Googling, it turns out Ruby doesn't have a way to do isprint()
either. :-( But I did find a way to delete all unprintable characters
from a string, so I wrote it using that. (I think Python has that too,
so I could probably go back and write it in Python the same way.)

#!/usr/local/bin/ruby

# This program checks its runtime arguments for number of
# printable and unprintable characters.

class SmartString < String
  def print_unprint()
    toprint = self.gsub(/[^[:print:]]/, '')
    return [toprint.length, self.length - toprint.length]
  end
end

# main: loop over each input word

total_printable = 0
total_unprintable = 0
ARGV.each do |word|
  p_u = SmartString.new(word).print_unprint()
  total_printable += p_u[0]
  total_unprintable += p_u[1]
end

print "Total: ", total_printable, " printable, ",
      total_unprintable, " unprintable\n"

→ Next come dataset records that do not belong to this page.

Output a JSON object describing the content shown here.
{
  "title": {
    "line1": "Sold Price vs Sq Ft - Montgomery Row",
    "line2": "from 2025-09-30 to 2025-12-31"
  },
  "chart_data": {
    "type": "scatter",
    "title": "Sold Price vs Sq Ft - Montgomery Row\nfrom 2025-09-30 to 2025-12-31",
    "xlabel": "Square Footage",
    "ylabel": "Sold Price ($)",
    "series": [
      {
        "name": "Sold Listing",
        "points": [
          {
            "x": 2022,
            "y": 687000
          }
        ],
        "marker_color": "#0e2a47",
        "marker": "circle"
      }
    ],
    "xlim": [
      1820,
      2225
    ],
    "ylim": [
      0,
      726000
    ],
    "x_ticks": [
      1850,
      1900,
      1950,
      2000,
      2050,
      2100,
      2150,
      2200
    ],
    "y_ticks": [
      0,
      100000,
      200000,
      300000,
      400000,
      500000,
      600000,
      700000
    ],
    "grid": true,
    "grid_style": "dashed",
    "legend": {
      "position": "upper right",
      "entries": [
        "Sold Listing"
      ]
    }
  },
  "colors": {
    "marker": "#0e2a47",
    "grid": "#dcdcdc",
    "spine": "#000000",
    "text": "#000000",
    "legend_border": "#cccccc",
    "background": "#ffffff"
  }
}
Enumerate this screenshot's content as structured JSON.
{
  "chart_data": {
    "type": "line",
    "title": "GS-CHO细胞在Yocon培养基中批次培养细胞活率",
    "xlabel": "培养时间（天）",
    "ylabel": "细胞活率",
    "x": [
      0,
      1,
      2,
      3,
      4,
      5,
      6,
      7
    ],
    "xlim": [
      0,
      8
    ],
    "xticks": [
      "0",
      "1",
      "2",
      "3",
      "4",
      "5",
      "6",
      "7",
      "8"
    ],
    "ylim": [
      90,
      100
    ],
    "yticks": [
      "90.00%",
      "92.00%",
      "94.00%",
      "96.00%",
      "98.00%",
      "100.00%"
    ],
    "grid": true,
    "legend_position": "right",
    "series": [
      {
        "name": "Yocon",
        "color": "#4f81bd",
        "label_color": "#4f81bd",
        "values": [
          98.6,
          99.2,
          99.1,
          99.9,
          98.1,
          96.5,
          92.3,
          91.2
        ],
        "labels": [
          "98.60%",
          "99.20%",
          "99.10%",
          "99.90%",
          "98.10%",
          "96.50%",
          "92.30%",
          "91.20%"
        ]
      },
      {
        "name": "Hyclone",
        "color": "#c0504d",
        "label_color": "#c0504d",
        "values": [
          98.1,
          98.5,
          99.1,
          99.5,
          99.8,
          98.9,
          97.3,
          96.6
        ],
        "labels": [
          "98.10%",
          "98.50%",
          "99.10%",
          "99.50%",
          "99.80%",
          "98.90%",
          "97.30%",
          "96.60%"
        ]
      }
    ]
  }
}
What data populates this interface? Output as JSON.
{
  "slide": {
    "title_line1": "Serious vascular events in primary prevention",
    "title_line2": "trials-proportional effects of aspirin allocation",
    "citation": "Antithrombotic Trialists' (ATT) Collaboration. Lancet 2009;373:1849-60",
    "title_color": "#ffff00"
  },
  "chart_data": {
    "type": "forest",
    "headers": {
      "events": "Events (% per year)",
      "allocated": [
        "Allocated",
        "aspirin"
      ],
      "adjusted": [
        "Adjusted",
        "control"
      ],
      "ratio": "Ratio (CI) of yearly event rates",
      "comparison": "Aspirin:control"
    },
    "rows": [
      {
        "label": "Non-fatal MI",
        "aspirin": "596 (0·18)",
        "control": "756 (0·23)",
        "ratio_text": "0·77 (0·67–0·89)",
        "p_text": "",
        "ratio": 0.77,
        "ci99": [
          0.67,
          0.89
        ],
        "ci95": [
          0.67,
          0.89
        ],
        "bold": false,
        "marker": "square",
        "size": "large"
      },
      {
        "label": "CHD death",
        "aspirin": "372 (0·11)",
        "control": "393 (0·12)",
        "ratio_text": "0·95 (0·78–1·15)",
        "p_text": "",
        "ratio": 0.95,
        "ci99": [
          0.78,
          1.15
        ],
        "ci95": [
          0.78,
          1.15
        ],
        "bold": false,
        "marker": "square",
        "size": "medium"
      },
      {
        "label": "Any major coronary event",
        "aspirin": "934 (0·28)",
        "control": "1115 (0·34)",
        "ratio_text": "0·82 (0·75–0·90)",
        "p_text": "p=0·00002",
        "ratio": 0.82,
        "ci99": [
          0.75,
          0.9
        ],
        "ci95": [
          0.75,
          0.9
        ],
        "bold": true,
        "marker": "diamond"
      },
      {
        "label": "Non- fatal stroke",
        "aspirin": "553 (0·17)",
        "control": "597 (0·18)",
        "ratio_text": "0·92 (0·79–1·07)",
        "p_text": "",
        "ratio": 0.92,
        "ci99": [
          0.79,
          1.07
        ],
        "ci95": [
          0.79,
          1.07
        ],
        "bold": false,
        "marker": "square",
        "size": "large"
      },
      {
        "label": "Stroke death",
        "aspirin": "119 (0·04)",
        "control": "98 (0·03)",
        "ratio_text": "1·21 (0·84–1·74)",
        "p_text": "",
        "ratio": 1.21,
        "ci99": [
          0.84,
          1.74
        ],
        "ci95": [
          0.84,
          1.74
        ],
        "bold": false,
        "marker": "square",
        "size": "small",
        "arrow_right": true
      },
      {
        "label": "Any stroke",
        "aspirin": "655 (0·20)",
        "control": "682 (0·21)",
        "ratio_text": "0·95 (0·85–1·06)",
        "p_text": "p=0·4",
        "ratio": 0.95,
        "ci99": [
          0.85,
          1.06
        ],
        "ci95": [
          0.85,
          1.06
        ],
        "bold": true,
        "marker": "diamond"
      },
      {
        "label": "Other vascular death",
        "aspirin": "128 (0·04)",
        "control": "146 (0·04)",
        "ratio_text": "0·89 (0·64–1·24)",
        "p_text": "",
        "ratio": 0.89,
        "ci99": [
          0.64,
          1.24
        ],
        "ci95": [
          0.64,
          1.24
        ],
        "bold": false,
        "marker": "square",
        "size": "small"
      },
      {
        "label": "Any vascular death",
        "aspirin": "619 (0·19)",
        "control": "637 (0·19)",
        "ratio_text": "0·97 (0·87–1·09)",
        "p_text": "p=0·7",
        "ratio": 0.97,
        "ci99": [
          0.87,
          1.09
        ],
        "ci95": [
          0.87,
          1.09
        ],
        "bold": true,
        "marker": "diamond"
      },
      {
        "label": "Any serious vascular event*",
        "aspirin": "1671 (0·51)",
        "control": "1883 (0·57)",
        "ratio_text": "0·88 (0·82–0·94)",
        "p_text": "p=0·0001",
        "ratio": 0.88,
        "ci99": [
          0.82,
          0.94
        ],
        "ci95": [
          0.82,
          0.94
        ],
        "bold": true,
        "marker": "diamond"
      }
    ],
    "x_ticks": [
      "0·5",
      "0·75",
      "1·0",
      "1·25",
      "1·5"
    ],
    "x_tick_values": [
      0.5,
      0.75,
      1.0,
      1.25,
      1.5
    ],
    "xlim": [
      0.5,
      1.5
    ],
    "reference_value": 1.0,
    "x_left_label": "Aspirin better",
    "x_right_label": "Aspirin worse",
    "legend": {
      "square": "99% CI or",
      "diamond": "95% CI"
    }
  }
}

You said to analyze part of the code, so I'll analyze the class
SmartString. I made it a new class that inherits from the normal
String class, so that I could use all the built-in string methods.
Eventually I'd probably want to add some other tests (e.g. checking
how much punctuation and numbers there is compared to letters, maybe
checking word length) but right now the only new method is a
function called print_unprint that returns an array of two items:
the number of printable characters in the string, and the number of
unprintable characters.

It does that by replacing (using gsub, which does a global
substitution over the string) any unprintable character in the string
with '' (i.e. deleting it). It turns out Ruby has a character class
called [:print:] (the character classes are listed on p. 72 of the
second edition of Programming Ruby) so [^[:print:]] matches any
character that's not printable. (I found that snippet by googling.
There are lots of useful Ruby snippets on the web if you google for
terms related to what you're trying to do.)

I confess I'm not 100% clear on the two sets of brackets: the outside
set says "for this regular expression, use any character in this
group" and I grok that, but the inner set with the colons, [::],
seems to be something you always put around character classes
but I'm not comfortable enough yet with the syntax to be sure why.

The return in print_unprint uses [ ] to build up a two-element array
on the fly, so it can return both the printable and unprintable counts.
Then the caller can index the printable count with [0] and the
unprintable count with [1]. If I were actually using this for a
spam filter, instead of printing the count I'd exit with a nonzero
status if there were too many unprintables.